Stefanie and Arielle get together and model pre-disco early 1970's chic.
The early 70's was an absolute window of freedom for many social awareness issues and pop-culture fashion fronts, from Billie Jean King and her liberationist's tennis match with self-proclaimed male chauvinist pig Bobby Riggs, to Helen Reddy's top 40 hit "I Am Woman, Hear Me Roar", leading the vanguard of women entering the work force in numbers to big to ignore, to busing, integration and interracial dating. The counter culture was claiming victory, ending the military draft and pulling troops from Vietnam.
Probably never again will young Americans have so much freedom in the fashion that they trademarked. Girls wore everything from granny dresses to hot pants, mini's to maxi's, high waisted pants with halter tops that started more than halted. Boys and men strutted in flared pants with large cuffs and brightly colored collared shirts and polyester leisure suits. Everybody seemed to have at least one pull-over burgundy sweater vest. Both sexes wore their hair long, but coiffed with a 70's flair.

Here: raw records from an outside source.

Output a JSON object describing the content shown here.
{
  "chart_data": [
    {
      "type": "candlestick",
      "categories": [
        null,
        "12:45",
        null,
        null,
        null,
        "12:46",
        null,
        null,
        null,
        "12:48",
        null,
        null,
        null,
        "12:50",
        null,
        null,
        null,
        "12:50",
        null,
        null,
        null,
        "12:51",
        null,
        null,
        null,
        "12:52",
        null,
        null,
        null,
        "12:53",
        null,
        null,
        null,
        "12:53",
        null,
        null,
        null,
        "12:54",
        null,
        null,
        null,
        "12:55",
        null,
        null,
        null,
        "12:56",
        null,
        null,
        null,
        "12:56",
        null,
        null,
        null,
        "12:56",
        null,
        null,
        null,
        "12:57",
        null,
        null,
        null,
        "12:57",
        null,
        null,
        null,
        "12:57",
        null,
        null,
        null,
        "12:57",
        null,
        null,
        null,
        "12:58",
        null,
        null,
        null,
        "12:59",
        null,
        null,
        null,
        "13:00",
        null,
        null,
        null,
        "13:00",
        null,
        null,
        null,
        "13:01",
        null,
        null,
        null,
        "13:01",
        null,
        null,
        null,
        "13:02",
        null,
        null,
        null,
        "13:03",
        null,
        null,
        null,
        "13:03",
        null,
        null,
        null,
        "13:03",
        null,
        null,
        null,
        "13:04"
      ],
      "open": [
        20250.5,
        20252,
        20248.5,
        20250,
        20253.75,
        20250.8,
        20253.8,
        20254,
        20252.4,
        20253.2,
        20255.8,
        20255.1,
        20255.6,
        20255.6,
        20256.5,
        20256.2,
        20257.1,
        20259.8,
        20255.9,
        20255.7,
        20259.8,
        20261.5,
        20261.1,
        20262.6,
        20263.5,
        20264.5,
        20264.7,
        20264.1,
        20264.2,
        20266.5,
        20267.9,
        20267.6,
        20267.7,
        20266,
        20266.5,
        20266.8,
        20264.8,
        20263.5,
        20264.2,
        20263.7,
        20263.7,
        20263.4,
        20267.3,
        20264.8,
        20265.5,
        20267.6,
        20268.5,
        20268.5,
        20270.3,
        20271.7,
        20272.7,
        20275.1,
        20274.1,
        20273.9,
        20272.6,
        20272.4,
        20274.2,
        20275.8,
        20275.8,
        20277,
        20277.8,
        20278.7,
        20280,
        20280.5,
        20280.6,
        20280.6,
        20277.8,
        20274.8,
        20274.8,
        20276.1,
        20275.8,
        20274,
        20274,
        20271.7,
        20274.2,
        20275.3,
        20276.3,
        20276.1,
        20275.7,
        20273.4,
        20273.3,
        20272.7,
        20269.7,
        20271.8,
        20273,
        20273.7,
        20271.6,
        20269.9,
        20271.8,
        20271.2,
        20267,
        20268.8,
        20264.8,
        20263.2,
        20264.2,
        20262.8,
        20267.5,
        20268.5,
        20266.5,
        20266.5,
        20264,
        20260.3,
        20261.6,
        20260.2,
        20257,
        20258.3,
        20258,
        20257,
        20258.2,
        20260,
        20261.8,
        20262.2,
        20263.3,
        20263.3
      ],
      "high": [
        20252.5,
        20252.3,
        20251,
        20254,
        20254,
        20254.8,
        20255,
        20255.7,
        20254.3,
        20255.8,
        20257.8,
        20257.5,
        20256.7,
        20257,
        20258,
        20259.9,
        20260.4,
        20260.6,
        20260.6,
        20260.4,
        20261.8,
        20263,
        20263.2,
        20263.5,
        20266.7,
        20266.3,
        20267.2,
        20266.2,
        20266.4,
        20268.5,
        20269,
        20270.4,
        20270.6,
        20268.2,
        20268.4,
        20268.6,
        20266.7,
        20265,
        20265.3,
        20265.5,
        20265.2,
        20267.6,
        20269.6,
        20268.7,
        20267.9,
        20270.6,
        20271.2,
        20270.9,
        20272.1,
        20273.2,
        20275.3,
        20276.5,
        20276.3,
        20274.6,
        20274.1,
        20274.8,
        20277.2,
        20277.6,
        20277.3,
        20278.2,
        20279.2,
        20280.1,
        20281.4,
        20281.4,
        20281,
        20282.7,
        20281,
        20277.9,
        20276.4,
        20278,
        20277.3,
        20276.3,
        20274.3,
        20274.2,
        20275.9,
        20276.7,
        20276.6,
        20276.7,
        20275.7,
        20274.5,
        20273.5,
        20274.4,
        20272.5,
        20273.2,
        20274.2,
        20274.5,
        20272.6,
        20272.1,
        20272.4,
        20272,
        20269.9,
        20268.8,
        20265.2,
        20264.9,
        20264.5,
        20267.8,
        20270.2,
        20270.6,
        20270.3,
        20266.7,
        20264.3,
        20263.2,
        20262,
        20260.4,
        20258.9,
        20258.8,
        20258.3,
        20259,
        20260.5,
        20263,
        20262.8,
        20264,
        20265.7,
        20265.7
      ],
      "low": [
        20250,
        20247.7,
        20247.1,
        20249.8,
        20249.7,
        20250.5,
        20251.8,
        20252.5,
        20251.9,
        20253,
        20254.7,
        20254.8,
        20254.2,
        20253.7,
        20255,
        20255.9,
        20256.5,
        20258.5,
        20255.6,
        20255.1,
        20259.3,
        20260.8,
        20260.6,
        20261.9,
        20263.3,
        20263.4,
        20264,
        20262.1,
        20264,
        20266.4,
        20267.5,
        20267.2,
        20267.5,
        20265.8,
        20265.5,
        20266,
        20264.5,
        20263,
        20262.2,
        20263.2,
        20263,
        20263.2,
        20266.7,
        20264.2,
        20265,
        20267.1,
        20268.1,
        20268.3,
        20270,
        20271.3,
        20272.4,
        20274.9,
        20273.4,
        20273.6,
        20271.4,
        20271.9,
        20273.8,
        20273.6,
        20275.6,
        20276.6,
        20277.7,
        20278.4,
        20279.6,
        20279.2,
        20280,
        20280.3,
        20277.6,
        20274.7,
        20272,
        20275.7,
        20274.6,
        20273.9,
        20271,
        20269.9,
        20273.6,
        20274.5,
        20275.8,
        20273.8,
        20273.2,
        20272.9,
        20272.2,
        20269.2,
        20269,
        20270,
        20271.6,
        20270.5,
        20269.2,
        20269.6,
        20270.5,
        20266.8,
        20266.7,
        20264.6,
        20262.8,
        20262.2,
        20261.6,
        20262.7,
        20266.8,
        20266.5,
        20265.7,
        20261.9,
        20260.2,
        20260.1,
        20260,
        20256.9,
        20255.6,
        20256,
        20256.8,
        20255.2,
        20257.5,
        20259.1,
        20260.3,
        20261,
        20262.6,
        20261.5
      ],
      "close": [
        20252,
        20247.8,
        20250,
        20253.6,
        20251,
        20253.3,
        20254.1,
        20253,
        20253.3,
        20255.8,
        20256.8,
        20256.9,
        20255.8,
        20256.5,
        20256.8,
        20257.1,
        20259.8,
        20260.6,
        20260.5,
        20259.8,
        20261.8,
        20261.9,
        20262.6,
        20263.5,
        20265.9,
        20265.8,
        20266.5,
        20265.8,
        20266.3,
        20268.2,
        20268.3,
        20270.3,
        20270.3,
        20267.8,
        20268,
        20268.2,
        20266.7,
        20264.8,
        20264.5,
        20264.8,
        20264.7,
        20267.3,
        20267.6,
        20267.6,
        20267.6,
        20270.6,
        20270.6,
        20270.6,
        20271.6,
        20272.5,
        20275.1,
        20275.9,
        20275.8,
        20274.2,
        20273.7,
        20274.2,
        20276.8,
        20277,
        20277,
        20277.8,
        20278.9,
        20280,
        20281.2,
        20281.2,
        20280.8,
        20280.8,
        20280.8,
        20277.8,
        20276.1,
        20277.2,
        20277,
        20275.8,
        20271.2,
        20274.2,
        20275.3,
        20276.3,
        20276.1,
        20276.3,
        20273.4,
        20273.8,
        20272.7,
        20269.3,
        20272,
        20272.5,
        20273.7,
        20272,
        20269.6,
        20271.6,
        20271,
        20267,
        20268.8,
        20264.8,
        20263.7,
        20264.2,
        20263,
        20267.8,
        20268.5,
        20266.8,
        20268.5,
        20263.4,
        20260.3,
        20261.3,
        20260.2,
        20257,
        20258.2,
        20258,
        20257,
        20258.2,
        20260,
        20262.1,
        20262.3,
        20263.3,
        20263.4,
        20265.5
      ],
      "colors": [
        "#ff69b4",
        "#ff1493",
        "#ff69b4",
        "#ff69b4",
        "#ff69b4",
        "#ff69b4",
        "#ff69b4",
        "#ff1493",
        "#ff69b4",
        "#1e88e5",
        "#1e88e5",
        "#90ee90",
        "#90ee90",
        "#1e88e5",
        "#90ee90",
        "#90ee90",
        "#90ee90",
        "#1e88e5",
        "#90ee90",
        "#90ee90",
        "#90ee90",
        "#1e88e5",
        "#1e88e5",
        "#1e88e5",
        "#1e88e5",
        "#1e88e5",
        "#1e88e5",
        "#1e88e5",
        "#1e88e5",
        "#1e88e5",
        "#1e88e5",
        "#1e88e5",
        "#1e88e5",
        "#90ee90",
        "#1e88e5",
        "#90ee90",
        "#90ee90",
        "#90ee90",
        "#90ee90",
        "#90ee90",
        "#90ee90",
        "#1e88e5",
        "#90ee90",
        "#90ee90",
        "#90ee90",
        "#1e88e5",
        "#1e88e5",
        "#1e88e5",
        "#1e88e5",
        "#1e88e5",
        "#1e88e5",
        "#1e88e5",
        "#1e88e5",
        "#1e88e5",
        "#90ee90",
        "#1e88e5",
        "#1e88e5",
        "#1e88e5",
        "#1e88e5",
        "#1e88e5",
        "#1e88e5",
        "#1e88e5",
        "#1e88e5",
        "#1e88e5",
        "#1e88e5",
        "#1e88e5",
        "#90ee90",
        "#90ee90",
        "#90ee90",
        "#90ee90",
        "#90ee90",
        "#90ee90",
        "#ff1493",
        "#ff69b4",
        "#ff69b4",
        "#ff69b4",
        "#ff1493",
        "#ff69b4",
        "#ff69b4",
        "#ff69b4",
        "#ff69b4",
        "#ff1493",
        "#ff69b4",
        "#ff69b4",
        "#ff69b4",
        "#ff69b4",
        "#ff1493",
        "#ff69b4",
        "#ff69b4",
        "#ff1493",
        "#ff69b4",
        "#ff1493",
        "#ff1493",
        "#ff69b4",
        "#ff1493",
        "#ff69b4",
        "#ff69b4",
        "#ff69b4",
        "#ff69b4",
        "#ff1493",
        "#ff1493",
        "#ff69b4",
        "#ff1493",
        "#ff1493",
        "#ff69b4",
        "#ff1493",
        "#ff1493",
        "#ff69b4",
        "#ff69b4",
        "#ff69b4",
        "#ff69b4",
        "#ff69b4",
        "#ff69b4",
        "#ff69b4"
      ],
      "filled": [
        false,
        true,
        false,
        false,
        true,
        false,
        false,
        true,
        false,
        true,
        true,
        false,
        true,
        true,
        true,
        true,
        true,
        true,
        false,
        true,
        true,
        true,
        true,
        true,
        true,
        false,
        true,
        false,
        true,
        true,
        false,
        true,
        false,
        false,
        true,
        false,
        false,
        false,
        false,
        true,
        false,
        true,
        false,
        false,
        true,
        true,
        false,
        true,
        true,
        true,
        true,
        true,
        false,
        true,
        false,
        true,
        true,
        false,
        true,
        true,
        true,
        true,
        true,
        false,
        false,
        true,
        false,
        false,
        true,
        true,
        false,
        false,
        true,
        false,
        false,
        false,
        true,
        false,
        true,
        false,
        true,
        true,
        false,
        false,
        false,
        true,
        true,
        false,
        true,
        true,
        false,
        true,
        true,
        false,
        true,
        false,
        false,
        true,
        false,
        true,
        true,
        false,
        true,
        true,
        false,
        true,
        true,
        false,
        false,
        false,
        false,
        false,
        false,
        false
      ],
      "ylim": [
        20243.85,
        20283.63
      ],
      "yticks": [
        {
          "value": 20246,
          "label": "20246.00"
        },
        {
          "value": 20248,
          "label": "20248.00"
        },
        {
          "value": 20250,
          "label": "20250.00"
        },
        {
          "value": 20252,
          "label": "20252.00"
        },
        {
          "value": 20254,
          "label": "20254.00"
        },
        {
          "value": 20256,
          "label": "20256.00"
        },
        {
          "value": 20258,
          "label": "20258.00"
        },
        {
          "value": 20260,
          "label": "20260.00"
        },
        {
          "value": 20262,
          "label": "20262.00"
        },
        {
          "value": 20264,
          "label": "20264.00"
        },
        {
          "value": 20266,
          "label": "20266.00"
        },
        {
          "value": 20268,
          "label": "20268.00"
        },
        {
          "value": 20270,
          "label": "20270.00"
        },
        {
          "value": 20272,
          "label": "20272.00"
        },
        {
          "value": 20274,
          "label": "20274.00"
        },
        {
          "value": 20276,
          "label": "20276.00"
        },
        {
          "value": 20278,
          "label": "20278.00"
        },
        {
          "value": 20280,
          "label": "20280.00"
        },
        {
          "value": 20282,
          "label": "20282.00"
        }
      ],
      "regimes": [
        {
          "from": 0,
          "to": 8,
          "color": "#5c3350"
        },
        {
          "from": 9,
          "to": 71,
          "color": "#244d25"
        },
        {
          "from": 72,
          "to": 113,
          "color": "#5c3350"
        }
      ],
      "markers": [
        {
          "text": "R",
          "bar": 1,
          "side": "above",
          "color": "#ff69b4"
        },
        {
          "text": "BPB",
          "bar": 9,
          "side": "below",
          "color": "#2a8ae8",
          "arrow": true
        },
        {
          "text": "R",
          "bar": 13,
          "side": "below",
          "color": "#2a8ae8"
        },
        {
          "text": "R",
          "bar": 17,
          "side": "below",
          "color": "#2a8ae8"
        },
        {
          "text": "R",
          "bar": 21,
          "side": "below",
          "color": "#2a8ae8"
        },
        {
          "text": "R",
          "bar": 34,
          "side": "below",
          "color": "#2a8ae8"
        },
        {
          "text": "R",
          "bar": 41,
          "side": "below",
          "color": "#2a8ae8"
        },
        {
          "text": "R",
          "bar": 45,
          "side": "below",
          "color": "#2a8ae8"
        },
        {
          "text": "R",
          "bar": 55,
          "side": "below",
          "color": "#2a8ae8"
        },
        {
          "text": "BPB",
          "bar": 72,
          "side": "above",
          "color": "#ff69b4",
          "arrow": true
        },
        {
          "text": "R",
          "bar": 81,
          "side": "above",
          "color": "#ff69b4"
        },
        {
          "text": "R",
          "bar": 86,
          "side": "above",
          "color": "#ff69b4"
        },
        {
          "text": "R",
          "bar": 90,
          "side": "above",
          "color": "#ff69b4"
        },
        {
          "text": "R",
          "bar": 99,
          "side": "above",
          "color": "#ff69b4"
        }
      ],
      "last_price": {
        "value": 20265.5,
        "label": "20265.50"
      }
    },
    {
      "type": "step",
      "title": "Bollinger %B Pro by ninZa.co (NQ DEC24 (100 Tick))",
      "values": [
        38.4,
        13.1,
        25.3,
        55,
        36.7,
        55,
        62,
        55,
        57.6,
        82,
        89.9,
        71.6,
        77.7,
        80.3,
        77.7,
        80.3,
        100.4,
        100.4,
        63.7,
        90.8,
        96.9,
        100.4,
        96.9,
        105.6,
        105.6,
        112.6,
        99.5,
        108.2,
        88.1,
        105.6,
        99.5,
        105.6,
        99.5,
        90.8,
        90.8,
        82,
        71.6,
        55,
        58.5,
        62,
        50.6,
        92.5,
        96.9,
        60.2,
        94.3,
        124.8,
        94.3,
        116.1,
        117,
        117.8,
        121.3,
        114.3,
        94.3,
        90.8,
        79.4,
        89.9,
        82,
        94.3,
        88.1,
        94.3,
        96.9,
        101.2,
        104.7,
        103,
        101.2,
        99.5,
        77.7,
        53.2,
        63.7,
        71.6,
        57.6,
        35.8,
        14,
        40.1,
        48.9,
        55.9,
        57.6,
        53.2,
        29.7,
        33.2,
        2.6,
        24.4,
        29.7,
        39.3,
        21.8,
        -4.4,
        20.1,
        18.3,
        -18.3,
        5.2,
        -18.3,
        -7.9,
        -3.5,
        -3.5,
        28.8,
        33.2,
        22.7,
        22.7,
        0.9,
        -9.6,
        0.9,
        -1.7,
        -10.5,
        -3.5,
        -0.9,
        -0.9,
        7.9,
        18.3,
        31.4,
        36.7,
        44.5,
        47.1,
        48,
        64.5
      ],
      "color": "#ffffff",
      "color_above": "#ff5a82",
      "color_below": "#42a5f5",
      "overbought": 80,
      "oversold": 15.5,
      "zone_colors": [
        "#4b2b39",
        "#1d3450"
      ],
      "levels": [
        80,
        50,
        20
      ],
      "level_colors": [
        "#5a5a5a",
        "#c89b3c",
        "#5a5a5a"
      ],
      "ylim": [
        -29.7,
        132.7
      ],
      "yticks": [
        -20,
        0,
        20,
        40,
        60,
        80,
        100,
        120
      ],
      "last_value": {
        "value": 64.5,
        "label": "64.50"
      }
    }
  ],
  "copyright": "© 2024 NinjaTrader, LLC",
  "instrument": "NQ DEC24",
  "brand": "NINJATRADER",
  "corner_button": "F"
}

I guess the fashion reflected the tempestuous times we were in: Nixon-Agnew, Watergate, gas shortages (50 is Thrifty), energy crisis, and streaking had become the national pastime. To this day, I still don't know what image is scarier: Linda Blair's portrayal of the devil in the movie "The Exorcist", or poor little rich girl Patty Hearst, armed with an assault rifle, robbing the Hibernia bank in San Francisco. You decide.
Society didn't adhere to the norms that came with structure any longer, we were optimistic and a little frightened about the possibilities of experiencing actual freedom, for the first time. Freedom to buy a foreign car, to go to a different college than your old man, new-age religions, enlightenment and the no-holds-barred sexual revolution.
We also had a sound track that co-conspired along with us: Alice Cooper telling us that "School's Out Forever", Steve Miller letting us know that he's a "Joker a Smoker and a Midnight Toker", Elton John saying goodbye to the "Yellow Brick Road" and Don McLean's American Pie asking us "Can Music Save Your Mortal Soul". It was all happening in the freedom-fest of the early 70's.
Before I go, I would like to quote a line from one of my favorite songs from that era, it's the 1973 classic "Free Ride" by The Edgar Winter Group, it goes like this: "The mountain is high, the valley is low, and your confused on which way to go. So I flew in to lend you a hand, and lead you into the promised land. So, go on and take a free ride".